I think we’re, as a community, we’re being renewed as friends move in and as we become more outward looking, there’s a real moment of opportunity I think. It can be a strength, as long as we don’t just sit in our little tribal groups, which is very easy. Both new and old, both traditional and alternative.

I mean, it’s acknowledging that everyone is different. What is important to one person, certainly isn’t important to another person. I would like to think that we were coming up with more ways that the ordinary person who lives in one of the cottages and I haven’t got a garden that they know what they can be doing to try to help climate change.

We’ve had meetings in the village which have been really good. And if you got person chairing it, who’s diplomatic and careful and let people have their say and next and exchange ideas I think we could work something out quite well, which doesn’t need to be threatening.

I think there is a general mood shift for sure. And that wonderfully is being shunted from the younguns, the generation that’s coming up. Our Children are dragging us, shaming us, or bringing us into the fact that, oi, you screwed up. Now you help us make it right for not, not just you ask, but aren’t, but their children. We can’t control what’s happening with the big governmental things. The only thing you can do is take control of what you have your hands on. And if you do that, and a lot of people do that, that’s going to make some change.

I really hope that people don’t cut too many down trees and we try to keep them the safest possible during hard times.

I would like the grownups to be able, when the tree is chopped down, at least three more will be planted in its place.

Fields could be so amazing if they weren’t used for grazing and we rewilded them and we let nature take over. Farming, It needs to be done so that it isn’t destroying nature and destroying what’s already there and what’s been made by nature.

I hope the farmers and all the grownups, if they have enough space though, plant more seeds and in the fields and they’ll own more land to plant them in.

Grownups are lazy and I think they should just give it up and let the kids take over. kids are better they’re better at art and they’re better at everything than grownups.

Try your best.
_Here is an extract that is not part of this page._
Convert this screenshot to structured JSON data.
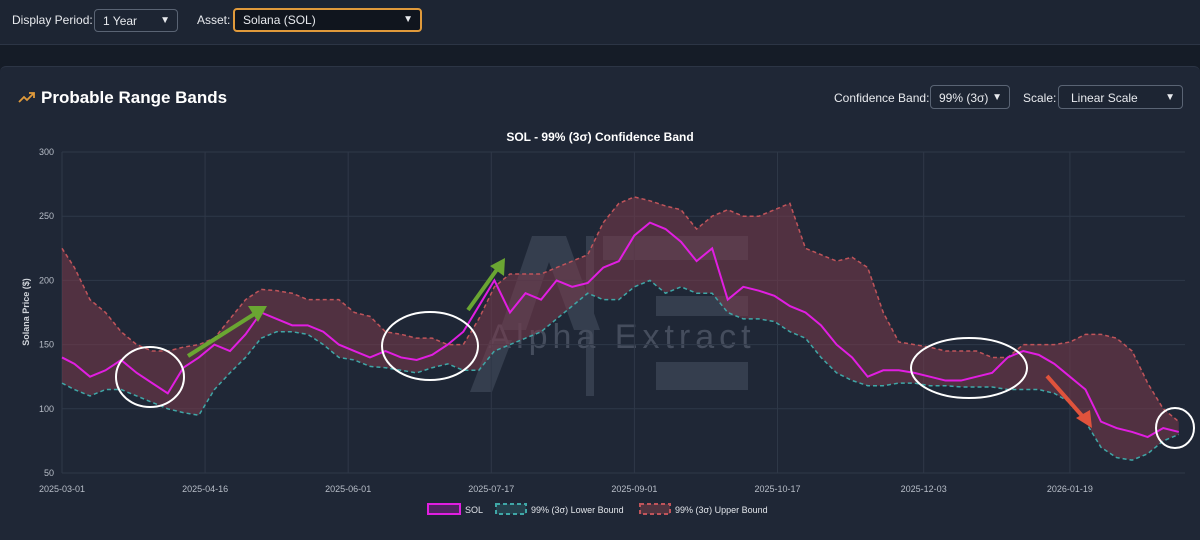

I know it’s not easy to drastically change everything because you can’t just say cut out plastic cut out, everything that will stop the world. Cause I know it’s not as simple as that, but please do think of us and think of the environment over other things.

I think we’re at a really interesting time, this sort of confluence of all sorts of fears and anxiety, but also hope for the future. But of course the scale of the challenge is vast. It takes your breath away.

I think the word emergency is always polarising anyway. macro economics is not something you’re going to turn around overnight, but I’m astonished at how much we’ve achieved in as a nation in the last 15 years or so. I think back to my childhood, when king cole was everything. Now we not only don’t produce, well produce very little coal in the UK. We hardly burn what we burn a tiny, fraction of what we used to, and even that will soon be extinguished. Those are astonishing changes. There’s much more we can do.

You have to be hopeful because if you’re not, that’s what we’re, we’re all looking towards the future. And we all know. Everything changes.

I like to think that human beings always do this. Always let’s wait to the last minute and then they do it all and they are extraordinary, clever, but we have got ourselves in quite a pickle.

I think we all have to change our perception or do our own a little bit. Of course me just creating less waste or doing my recycling every week. Isn’t necessarily going to change the planet. But unless we all kind of buy into it and get behind it, I don’t think it’s a possible change.

You just can’t go back really. You got to go forward. because there’s no good going back. You got to, you got to help yourself ready to go forward. You know what I mean? It’s, I mean, you have to. there you go.